I (and others) have been critical of Gates in the past for his focus on the need for new breakthrough technologies to solve the climate problem, what he calls “Energy Miracles.” Gates has generally downplayed the amazing advances we’ve had in the keystone clean technologies — and been investing in new nuclear power, geo-engineering technologies, and off-the-wall stuff.
And the Breakthrough Energy Coalition continues to tout Gates’ debunked claims about the need for “Energy Miracles,”
So while a boost in cleantech R&D funding is always welcome, what is most needed now is money for accelerated deployment and project financing of technologies that are now market-ready. Low or zero-interest loans and loan guarantees can leverage money 50-to-1 (since default rates are 2 percent or less). With $2 billion, you could create a $100 billion revolving fund for backing clean tech projects — which is getting to the scale of investment we need.
I am sure that experts in cleantech financing could come up with even a more highly leveraged way to use whatever funds the world’s billionaires put on the table.
“In terms of dollars, the real cost is deployment. Globally, deployment costs will be in the trillions of dollars, while R&D costs might be in the tens of billions,” climate expert Ken Caldeira told me back in 2011. “We are talking about the elephant and the mouse.”
The International Energy Agency warned back in 2009, “The world will have to spend an extra $500 billion to cut carbon emissions for each year it delays implementing a major assault on global warming.” In 2011 the IEA did the calculation a different way, concluding, “Delaying action is a false economy: for every $1 of investment in cleaner technology that is avoided in the power sector before 2020, an additional $4.30 would need to be spent after 2020 to compensate for the increased emissions.”

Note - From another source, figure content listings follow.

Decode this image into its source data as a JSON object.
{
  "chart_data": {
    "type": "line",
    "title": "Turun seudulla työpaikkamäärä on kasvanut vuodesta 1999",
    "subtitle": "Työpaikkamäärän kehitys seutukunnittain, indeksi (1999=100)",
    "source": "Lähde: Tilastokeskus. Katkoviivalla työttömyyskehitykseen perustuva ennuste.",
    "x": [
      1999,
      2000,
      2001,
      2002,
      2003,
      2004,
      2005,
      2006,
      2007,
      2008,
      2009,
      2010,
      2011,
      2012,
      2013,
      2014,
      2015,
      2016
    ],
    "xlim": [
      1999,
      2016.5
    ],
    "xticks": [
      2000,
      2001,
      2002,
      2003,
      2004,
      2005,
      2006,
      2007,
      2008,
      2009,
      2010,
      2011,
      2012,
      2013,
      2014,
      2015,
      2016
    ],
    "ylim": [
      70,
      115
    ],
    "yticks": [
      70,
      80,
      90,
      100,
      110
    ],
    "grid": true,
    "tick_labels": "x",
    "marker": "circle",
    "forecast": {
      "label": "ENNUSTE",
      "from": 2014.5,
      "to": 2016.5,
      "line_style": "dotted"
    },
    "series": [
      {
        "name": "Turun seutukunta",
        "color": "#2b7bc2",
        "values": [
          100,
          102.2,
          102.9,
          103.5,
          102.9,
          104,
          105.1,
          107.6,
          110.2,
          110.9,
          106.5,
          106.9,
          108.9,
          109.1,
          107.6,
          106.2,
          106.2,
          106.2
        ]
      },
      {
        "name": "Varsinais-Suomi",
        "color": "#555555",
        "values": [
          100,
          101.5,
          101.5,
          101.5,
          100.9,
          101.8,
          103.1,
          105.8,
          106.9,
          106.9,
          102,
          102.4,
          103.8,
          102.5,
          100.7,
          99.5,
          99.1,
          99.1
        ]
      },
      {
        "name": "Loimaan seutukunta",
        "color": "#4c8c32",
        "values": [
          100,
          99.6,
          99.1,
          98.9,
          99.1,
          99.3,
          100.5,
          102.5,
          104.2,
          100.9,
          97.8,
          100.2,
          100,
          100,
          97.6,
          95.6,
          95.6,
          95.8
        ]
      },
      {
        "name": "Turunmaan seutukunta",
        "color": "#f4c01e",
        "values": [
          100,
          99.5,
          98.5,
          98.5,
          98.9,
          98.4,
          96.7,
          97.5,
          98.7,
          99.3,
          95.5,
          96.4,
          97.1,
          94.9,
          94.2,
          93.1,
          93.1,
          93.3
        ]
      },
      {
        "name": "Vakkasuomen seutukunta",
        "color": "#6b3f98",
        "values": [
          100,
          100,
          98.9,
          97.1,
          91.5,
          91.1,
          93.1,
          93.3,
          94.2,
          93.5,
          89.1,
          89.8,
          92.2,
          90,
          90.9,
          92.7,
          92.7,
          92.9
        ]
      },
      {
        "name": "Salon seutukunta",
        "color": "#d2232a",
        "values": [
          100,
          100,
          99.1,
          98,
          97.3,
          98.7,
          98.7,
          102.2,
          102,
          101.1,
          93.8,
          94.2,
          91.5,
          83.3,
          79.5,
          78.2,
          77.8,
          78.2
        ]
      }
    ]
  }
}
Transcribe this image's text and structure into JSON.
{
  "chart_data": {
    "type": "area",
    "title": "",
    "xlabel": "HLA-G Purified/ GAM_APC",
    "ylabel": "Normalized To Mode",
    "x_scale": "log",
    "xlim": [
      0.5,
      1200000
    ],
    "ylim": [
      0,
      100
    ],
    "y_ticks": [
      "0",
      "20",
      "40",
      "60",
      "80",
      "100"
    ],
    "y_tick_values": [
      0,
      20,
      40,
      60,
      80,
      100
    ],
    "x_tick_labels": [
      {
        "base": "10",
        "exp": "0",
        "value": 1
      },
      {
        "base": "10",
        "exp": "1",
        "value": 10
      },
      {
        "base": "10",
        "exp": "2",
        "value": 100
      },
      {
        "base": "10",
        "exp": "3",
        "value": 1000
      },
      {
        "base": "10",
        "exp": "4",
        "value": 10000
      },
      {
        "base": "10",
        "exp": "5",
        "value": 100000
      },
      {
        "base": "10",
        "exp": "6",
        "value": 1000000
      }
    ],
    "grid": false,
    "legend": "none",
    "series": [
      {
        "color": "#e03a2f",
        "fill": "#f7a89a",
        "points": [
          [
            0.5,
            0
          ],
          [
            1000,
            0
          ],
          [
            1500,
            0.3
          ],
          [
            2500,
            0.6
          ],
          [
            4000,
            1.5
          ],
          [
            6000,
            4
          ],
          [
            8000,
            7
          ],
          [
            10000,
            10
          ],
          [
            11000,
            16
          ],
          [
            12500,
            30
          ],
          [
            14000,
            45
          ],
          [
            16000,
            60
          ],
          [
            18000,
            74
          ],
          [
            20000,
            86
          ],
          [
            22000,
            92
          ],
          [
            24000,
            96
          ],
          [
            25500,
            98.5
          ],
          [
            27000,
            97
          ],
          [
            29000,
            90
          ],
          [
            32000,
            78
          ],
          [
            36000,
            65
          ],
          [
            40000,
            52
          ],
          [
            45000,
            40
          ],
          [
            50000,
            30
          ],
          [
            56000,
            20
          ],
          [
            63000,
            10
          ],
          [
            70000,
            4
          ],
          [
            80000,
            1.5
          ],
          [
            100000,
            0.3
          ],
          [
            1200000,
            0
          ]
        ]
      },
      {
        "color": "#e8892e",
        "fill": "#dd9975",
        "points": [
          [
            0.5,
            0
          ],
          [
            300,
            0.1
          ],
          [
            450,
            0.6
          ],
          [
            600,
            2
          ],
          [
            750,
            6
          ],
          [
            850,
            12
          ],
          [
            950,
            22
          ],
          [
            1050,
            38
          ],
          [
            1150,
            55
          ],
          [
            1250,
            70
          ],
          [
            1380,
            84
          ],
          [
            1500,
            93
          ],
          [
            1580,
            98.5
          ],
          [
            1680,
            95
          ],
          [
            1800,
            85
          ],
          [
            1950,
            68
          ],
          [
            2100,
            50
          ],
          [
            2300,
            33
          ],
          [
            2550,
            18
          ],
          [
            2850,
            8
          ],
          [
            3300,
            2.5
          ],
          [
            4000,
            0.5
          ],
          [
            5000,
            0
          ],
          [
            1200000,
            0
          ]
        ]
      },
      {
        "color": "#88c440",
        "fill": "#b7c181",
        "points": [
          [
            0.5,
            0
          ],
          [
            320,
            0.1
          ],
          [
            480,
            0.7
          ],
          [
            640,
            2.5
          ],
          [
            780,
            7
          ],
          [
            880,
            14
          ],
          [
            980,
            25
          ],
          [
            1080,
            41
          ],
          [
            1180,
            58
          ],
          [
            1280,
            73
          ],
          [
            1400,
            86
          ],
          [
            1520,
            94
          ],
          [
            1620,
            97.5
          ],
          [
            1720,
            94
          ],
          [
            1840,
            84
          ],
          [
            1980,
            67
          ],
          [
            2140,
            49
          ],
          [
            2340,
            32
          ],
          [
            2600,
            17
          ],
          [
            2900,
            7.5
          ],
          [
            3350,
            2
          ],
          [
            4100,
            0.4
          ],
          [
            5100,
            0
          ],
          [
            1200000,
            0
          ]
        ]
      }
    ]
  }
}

That’s why the world’s top priority is to deploy the low-carbon technologies we already have commercialized as fast as possible at a trillion-dollar scale. Unsurprisingly, deployment, rather than R&D, is a major focal point for the Paris talks. “A key sticking point in the negotiations during the next two weeks will be finance — specifically, whether developing countries trying to green their economies will get enough of it to make the clean energy transition worth it when coal remains cheaper,” explained Greenwire in its piece on the Gates fund:
Pascal Canfin of the World Resources Institute, formerly France’s minister of development, said while the spending deal might not move specific parts of the negotiations, it helps the broader ‘Paris package’ for dealing with climate change.
To be clear, the new fund has value, especially if it focuses more on improving existing cleantech and less on breakthrough technologies and energy miracles. We will need a steady pipeline of next-generation carbon-free technologies that perform better and cost less — so countries can continue down the path towards zero emissions post-2030.
But such funding isn’t what is most needed now. It won’t be of much if any help to the Paris negotiators or to the folks in India who have to make a decision today between coal plants and renewables.
Let’s hope the billionaires are open to consulting with the leading experts on cleantech financing and tweaking their fund so it does the most good now.